Sorting is one of the most common algorithms used in programming, and virtually every standard library contains a routine for it. Despite also being one of the oldest problems out there, surprisingly large improvements are still being found. Some of these are fundamental novelties, and others are optimizations matching the changing performance landscape in modern hardware.
In this talk we present Glidesort, a general purpose in-memory stable comparison sort. It is fully adaptive to both pre-sorted runs in the data similar to Timsort, and low-cardinality inputs similar to Pattern-defeating Quicksort, making it to our knowledge the first practical stable sorting algorithm fully adaptive in both measures. Glidesort achieves a 3x speedup over a Rustβs standard library Timsort routine on sorting random 32-bit integers, with the speedup breaking the order of magnitude barrier for realistic low-cardinality distributions. It achieves this without the use of SIMD, processor-specific intrinsics or assumptions about the type being sorted: it is a fully generic sort taking an arbitrary comparison operator.
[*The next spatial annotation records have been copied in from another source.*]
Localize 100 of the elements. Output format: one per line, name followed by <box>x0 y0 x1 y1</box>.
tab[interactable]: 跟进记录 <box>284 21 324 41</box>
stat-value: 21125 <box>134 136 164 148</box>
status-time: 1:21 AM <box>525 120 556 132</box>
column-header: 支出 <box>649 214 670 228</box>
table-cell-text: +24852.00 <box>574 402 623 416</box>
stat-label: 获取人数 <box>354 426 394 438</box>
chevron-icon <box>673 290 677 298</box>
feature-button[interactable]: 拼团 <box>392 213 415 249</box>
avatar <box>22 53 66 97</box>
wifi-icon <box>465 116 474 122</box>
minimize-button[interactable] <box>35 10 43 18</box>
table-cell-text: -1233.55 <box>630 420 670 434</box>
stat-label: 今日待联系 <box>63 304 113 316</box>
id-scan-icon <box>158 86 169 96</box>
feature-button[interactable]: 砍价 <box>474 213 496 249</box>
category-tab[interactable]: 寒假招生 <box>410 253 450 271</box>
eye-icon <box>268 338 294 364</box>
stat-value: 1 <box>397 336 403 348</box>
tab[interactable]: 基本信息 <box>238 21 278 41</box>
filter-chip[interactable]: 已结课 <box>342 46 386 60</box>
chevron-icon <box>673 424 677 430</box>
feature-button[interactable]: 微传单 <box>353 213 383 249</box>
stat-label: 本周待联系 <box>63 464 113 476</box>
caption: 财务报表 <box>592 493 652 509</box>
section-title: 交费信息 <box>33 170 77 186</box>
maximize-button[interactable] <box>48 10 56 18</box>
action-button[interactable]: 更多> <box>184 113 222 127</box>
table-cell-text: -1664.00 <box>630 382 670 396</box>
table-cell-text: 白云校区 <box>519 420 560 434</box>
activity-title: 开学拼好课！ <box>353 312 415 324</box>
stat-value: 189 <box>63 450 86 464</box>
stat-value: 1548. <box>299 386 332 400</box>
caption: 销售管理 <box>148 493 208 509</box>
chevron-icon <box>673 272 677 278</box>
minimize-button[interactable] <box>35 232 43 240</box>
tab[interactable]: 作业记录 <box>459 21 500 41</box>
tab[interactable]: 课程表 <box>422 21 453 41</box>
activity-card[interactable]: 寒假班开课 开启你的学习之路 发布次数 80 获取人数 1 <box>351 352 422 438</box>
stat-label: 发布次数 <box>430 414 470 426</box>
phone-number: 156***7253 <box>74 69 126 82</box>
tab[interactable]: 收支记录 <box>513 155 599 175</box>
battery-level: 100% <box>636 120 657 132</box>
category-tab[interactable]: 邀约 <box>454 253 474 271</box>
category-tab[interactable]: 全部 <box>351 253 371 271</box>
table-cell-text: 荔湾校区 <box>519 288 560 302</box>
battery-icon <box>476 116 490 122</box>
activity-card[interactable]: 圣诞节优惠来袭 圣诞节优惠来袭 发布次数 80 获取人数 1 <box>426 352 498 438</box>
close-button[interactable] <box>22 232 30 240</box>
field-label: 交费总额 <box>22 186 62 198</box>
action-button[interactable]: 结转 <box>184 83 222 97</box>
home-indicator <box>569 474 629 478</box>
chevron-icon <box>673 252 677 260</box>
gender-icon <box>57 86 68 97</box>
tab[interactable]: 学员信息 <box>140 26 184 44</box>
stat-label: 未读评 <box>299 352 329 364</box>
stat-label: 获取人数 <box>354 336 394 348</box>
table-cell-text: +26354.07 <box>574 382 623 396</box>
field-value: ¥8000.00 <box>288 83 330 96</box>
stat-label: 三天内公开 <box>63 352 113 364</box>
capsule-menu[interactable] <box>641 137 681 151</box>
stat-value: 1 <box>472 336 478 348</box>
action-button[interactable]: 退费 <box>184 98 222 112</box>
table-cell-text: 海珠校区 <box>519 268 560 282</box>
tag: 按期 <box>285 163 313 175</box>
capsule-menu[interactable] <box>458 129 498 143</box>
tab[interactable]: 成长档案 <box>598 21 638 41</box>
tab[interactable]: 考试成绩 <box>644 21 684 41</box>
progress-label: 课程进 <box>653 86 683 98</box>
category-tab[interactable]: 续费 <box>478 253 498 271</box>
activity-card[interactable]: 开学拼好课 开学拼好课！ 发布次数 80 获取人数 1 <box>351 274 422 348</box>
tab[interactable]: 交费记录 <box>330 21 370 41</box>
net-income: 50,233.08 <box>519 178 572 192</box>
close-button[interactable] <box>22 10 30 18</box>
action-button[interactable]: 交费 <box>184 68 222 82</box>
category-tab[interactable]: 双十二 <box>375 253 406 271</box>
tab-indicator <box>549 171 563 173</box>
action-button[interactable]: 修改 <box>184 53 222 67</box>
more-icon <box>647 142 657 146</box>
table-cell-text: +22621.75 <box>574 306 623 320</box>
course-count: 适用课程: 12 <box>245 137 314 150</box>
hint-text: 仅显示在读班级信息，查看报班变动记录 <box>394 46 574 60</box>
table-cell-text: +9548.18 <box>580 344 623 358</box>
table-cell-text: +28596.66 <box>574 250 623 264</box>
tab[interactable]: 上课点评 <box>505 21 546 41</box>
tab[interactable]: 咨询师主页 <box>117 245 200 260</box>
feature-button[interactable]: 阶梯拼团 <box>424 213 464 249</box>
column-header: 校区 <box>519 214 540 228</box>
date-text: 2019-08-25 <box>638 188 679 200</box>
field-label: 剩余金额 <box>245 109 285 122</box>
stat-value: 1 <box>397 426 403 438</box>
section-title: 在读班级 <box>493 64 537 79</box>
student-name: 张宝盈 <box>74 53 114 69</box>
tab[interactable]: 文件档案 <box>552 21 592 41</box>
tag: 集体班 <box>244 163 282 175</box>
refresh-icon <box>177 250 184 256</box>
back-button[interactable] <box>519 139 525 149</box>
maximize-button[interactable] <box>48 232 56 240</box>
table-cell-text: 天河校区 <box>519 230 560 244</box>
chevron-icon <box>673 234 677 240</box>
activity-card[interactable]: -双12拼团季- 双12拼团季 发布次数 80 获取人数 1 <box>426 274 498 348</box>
Using Glidesort as the motivating example we discuss the principles of efficient stable in-memory partitioning and merging on modern hardware. In particular attention is paid to eliminating branches and interleaving independent parallel loops to efficiently use our modern deeply-pipelined superscalar processors. The lessons learned here are widely applicable to efficient data processing outside of sorting.
We also go into more detail on the various intricacies that Glidesort has to overcome in our Rust implementation. In particular how to deal with splitting and concatenating slices in a safe manner using GhostCell-style branding, the problems faced when dealing with panics in the comparison operator, and potential issues with interior mutability in comparison operators.